Harcerskie Centrum Edukacji Ekologicznej w Funce
Dużą rolę w tym miejscu odgrywa ekologia. W pięciu domkach ,,Jolkach” w salach na poziomie piwnicy znajdują się sale tematyczne. Harcerskie Centrum Edukacji Ekologicznej w Funce organizuje obozy i kolonie dla dzieci w różnych dziedzinach, np. ornitologiczny, arystyczny. Uczestnicy biorą udział w zajęciach przygotowanych przez ośrodek i częściowo wychowawcę. Jest wiklina, ceramika, rowery, zajęcia nad jeziorem, zajęcia plastyczne, zajęcia typowe dla danej tematyki wypoczynku. Na kolonii były dzieci, które w Funce były już po raz n-ty i, co ciekawe, mówiły, że co roku biorą udział w takich samych zajęciach.

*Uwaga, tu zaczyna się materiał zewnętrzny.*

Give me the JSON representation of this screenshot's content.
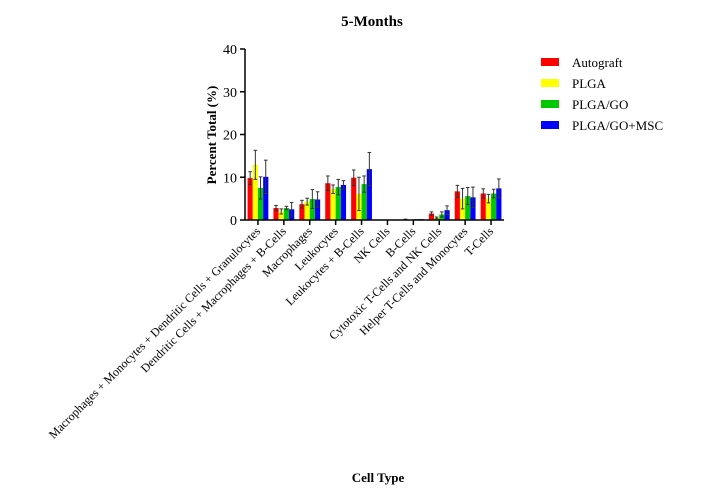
{
  "chart_data": {
    "type": "bar",
    "title": "5-Months",
    "xlabel": "Cell Type",
    "ylabel": "Percent Total (%)",
    "ylim": [
      0,
      40
    ],
    "yticks": [
      "0",
      "10",
      "20",
      "30",
      "40"
    ],
    "grid": false,
    "legend_position": "top-right",
    "categories": [
      "Macrophages + Monocytes + Dendritic Cells + Granulocytes",
      "Dendritic Cells + Macrophages + B-Cells",
      "Macrophages",
      "Leukocytes",
      "Leukocytes + B-Cells",
      "NK Cells",
      "B-Cells",
      "Cytotoxic T-Cells and NK Cells",
      "Helper T-Cells and Monocytes",
      "T-Cells"
    ],
    "series": [
      {
        "name": "Autograft",
        "color": "#ff0000",
        "values": [
          9.8,
          2.8,
          3.7,
          8.6,
          9.9,
          0.0,
          0.1,
          1.5,
          6.7,
          6.2
        ],
        "errors": [
          1.5,
          0.6,
          0.9,
          1.7,
          1.8,
          0.0,
          0.1,
          0.4,
          1.4,
          1.1
        ]
      },
      {
        "name": "PLGA",
        "color": "#ffff00",
        "values": [
          12.9,
          2.0,
          4.3,
          7.2,
          6.1,
          0.0,
          0.0,
          0.5,
          5.0,
          5.0
        ],
        "errors": [
          3.4,
          0.6,
          0.8,
          1.0,
          3.9,
          0.0,
          0.0,
          0.2,
          2.4,
          1.0
        ]
      },
      {
        "name": "PLGA/GO",
        "color": "#00c800",
        "values": [
          7.5,
          2.8,
          4.9,
          7.7,
          8.4,
          0.0,
          0.2,
          1.3,
          5.6,
          6.2
        ],
        "errors": [
          2.6,
          0.4,
          2.2,
          1.8,
          1.9,
          0.0,
          0.0,
          0.6,
          2.0,
          1.0
        ]
      },
      {
        "name": "PLGA/GO+MSC",
        "color": "#0000ff",
        "values": [
          10.1,
          2.5,
          4.8,
          8.2,
          11.9,
          0.0,
          0.2,
          2.3,
          5.3,
          7.4
        ],
        "errors": [
          3.9,
          1.6,
          1.8,
          1.0,
          3.9,
          0.0,
          0.0,
          1.0,
          2.4,
          2.2
        ]
      }
    ]
  }
}
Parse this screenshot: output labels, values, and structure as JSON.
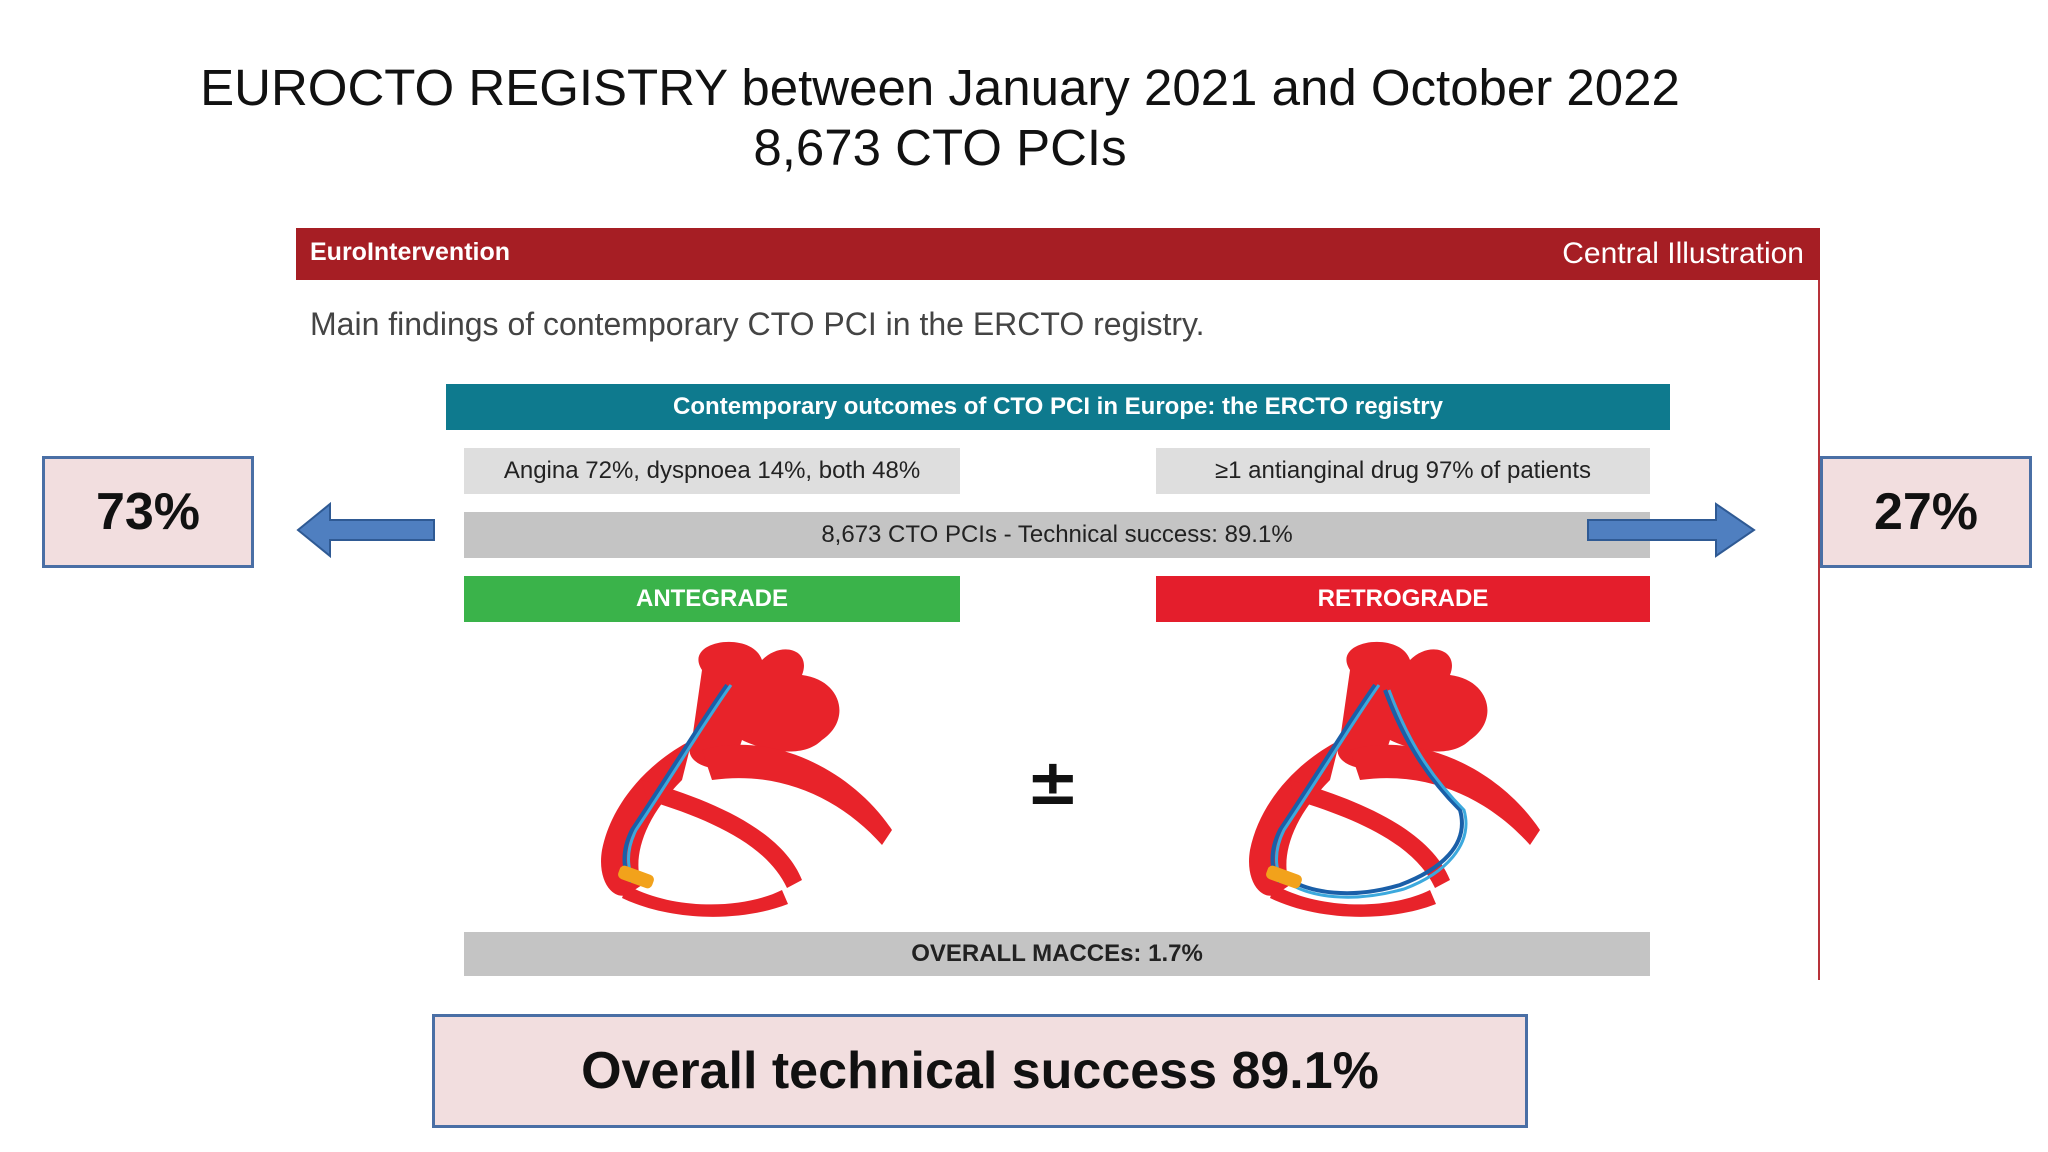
{
  "title": {
    "line1": "EUROCTO REGISTRY between January 2021 and October 2022",
    "line2": "8,673 CTO PCIs"
  },
  "figure": {
    "journal": "EuroIntervention",
    "label": "Central Illustration",
    "subtitle": "Main findings of contemporary CTO PCI in the ERCTO registry.",
    "banner": "Contemporary outcomes of CTO PCI in Europe: the ERCTO registry",
    "symptoms": "Angina 72%, dyspnoea 14%, both 48%",
    "drugs": "≥1 antianginal drug 97% of patients",
    "technical": "8,673 CTO PCIs - Technical success: 89.1%",
    "antegrade": "ANTEGRADE",
    "retrograde": "RETROGRADE",
    "plus_minus": "±",
    "macce": "OVERALL MACCEs: 1.7%"
  },
  "callouts": {
    "left_pct": "73%",
    "right_pct": "27%",
    "overall": "Overall technical success 89.1%"
  },
  "colors": {
    "header": "#a61e24",
    "banner": "#0e7a8e",
    "antegrade": "#3ab34a",
    "retrograde": "#e41e2c",
    "callout_fill": "#f2dedf",
    "callout_border": "#4a6fa5",
    "arrow": "#4f7fc0"
  }
}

Wnioskuję więc z tego, że program jako tako jest niezmienny, zmieniają się jedynie dzieci, o ile w ogóle. Kilka dziewczynek z jednego turnusu zostawało od razu na kolejnym. Nie można zaprzeczyć, że Harcerskie Centrum Edukacji Ekologicznej w Funce to miejsce niezwykle urokliwe. Jezioro, las, miejsce na rozbicie namiotów, czy obozowanie w domkach. Odnośnie jedzenia, było przepyszne. Śniadania w formie szwedzkiego stołu, podobnie, jak kolacje. Obiady dwudaniowe, różnorodne. Dzieci bez większych trudności mogły nabyć nowe umiejętności.

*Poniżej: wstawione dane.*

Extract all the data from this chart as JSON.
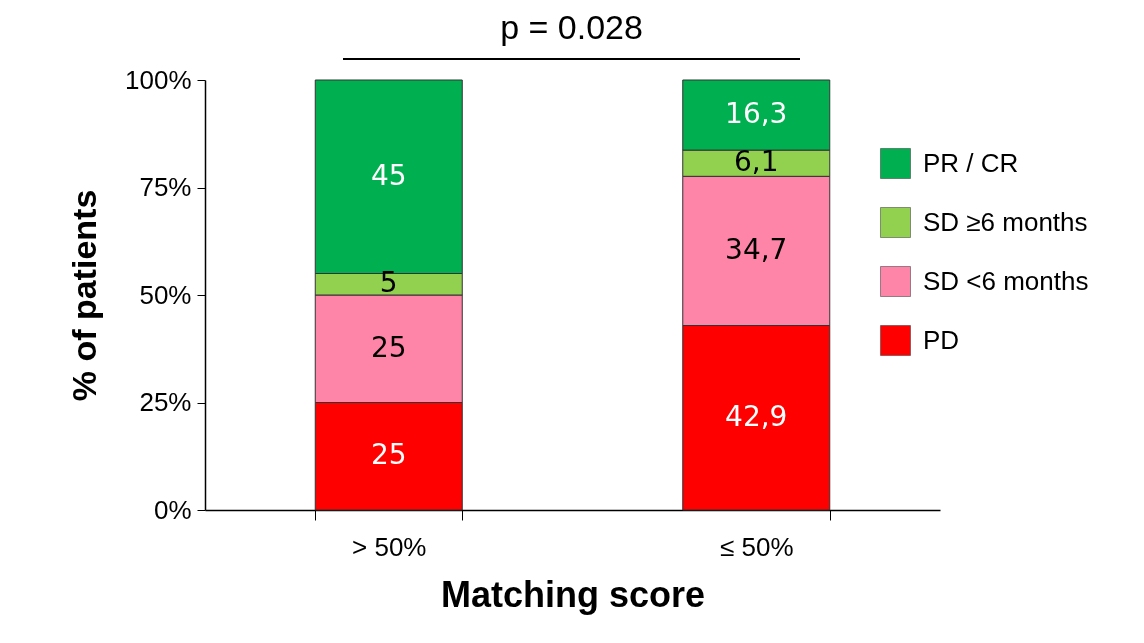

Obozy i kolonie w Borach Tucholskich
Funka znajduje się niedaleko Chojnic, gdzie jednego dnia pojechaliśmy z dzieciakami na wycieczkę. Lata temu niecały tydzień później w Bory Tucholskie wybrałyśmy się także z naszymi harcerzami, tym razem wybierając Harcerski Ośrodek Szkoleniowo-Wypoczynkowy w Białej, gdzie także do dyspozycji gości są domki, pola namiotowe, stołówka z przepysznym jedzeniem. Funka&Biała. Tych dwóch miejsc nie da się porównać, ponieważ każde ma w sobie coś, co przekona do siebie odbiorców. Warto najlepiej wybrać się na wycieczkę w jedno i drugie miejsce, dzieli je ok. 50 km i samemu sprawdzić, które bardziej do Was przemawia.